Documentation requirements could be addressed by RM [C] by accessing the Midwifery Council website. Under “Be Safe Be Sure” a pdf of documentation and record keeping requirements is available.
Additionally, RM [C] may benefit from attendance at the NZCOM documentation workshop “Dotting I’s and Crossing T’s”.
- Any other matters that you consider amount to a departure from accepted standards.
No, there are no other departures from accepted midwifery practice identified.
[…] Maternity Unit and […] [Public] Hospital
- The appropriateness of the midwifery care provided at 33+4 weeks’ gestation.
I have read and reviewed the clinical notes from […] [the] [m]aternity [u]nit and […] [the] [h]ospital and in my opinion there are no departures of accepted midwifery practice in the care provided by the midwives at both facilities.
- Any other matters you consider amount to a departure from accepted standards.
There are no other matters that I consider a departure from accepted midwifery standards.
Clarification
- [Ms A]’s complaint states that a placental abruption is noted in the post mortem as the cause of [B]aby [A]’s death. Placental abruption has been identified as the cause of death; however, for clarification, this information has not been obtained through a post mortem (post mortem recorded as declined)
[33+4 weeks’ gestation] 01.45 Clinical notes record a definite abruption has occurred.
09.00 Clinical notes record plan for placental pathology, post mortem declined.
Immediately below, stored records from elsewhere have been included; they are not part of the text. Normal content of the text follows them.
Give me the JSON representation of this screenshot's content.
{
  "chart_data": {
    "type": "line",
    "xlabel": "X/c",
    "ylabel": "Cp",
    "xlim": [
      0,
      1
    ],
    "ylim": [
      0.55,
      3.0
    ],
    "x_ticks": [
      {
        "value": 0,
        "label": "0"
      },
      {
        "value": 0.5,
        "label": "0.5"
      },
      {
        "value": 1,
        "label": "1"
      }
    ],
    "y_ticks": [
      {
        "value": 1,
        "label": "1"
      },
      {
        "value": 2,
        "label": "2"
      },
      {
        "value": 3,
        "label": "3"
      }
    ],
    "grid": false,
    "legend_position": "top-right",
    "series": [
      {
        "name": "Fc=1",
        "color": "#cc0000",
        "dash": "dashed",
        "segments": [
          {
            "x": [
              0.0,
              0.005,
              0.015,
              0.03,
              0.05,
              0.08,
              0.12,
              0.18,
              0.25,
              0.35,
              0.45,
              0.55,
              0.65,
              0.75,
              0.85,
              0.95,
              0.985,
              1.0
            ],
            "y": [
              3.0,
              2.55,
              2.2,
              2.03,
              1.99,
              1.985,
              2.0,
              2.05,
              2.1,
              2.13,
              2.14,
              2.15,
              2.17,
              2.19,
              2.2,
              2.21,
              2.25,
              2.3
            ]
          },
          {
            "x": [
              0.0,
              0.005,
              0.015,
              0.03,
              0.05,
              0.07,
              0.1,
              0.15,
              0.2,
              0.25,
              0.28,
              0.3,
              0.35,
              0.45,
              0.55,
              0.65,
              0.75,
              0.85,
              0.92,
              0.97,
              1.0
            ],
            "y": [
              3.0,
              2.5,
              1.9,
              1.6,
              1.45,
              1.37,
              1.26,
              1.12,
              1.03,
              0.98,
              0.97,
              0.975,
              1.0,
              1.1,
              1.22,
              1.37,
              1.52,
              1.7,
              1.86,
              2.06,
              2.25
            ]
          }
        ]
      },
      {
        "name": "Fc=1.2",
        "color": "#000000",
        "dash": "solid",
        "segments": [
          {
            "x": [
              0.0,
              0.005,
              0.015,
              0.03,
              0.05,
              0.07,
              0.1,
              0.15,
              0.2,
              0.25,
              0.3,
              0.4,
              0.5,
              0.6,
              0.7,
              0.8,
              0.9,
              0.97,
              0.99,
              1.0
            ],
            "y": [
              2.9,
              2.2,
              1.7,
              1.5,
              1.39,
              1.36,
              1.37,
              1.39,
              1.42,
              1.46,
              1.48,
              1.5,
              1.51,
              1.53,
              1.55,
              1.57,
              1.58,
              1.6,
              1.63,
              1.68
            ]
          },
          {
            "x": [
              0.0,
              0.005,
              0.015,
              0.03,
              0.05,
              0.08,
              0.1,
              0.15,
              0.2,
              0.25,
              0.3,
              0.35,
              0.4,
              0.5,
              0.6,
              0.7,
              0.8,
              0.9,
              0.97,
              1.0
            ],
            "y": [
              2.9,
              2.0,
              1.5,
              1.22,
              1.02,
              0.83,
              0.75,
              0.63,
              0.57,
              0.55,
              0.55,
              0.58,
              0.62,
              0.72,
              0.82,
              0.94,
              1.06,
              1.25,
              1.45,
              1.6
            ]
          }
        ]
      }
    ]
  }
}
- Planned clinical debrief with Dr [G] is documented [at 33+4 weeks’ gestation] to occur in eight weeks. This is where the issue of aspirin in a subsequent pregnancy would be raised.
Summary
I have carefully considered the notes provided by the HDC and have identified a moderate departure from accepted practice in RM [B] not providing routine urinalysis for [Ms A]. Consideration of documentation requirements and clarity regarding willingness to immediately assess if the woman requests have been identified as recommendations for RM [C].
Retrospectively, I cannot say whether the outcome could have been different; however, I extend my sincere condolences to [Ms A], [Mr A], and their family for the loss of their precious [B]aby [A]. I hope this report helps to clarify some of their unanswered questions.
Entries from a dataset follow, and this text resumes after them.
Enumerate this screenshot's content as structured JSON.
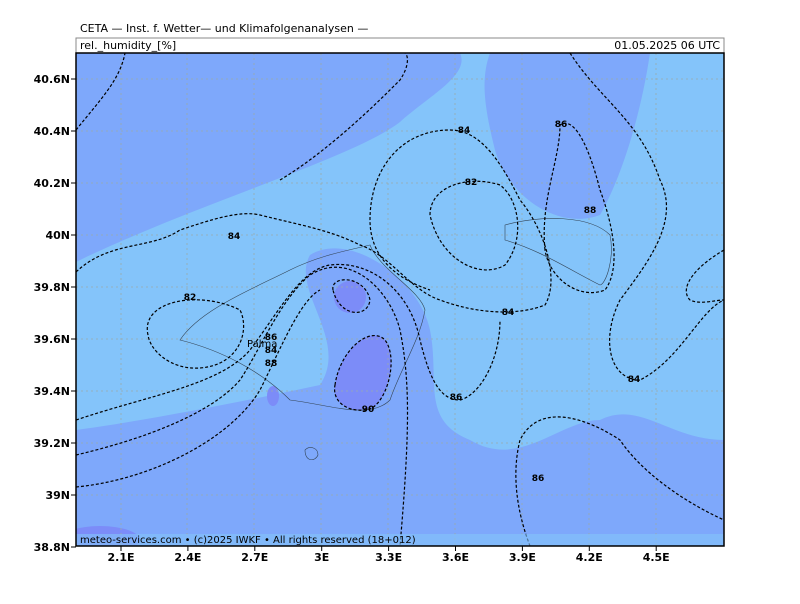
{
  "header": {
    "source": "CETA — Inst. f. Wetter— und Klimafolgenanalysen —",
    "variable": "rel._humidity_[%]",
    "datetime": "01.05.2025 06 UTC"
  },
  "axes": {
    "lon_ticks": [
      "2.1E",
      "2.4E",
      "2.7E",
      "3E",
      "3.3E",
      "3.6E",
      "3.9E",
      "4.2E",
      "4.5E"
    ],
    "lat_ticks": [
      "40.6N",
      "40.4N",
      "40.2N",
      "40N",
      "39.8N",
      "39.6N",
      "39.4N",
      "39.2N",
      "39N",
      "38.8N"
    ]
  },
  "contour_labels": [
    "84",
    "86",
    "82",
    "88",
    "84",
    "82",
    "84",
    "86",
    "88",
    "84",
    "90",
    "86",
    "84",
    "86"
  ],
  "place": "Palma",
  "footer": "meteo-services.com • (c)2025 IWKF • All rights reserved (18+012)"
}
Nicky Emerson BHSc Midwifery, PG DipHSc
Midwifery Advisor
Health and Disability Commissioner’
[1] During pregnancy, normal BP is 120/80mmHg or lower. If BP is 140/90mmHg or higher on two separate occasions after 20 weeks’ gestation, it is considered high.
[2] Separation of the placenta from the inner wall of the uterus.
[3] A blood protein that stores iron in the body.
[4] Pre-eclampsia is a serious medical condition that can occur around 20 weeks’ gestation and can include symptoms of high blood pressure, protein in the urine, headaches, swelling, and blurred vision.
[5] Tightenings that prepare the uterus for labour
[6] Ms A provided HDC with her telephone records to verify the times and length of the calls.
[7] Protein in the urine.
[8] See above. RM B did not weigh Ms A at any time during her pregnancy.
[9] Right 4(1) states: ‘Every consumer has the right to have services provided with reasonable care and skill.’
[10] Right 6(1) states: ‘Every consumer has the right to the information that a reasonable consumer, in that consumer’s circumstances, would expect to receive, including …
(b) an explanation of the options available, including an assessment of the expected risks, side effects, benefits, and costs of each option …’
[11] Right 4(2) states: ‘Every consumer has the right to have services provided that comply with legal, professional, ethical, and other relevant standards.’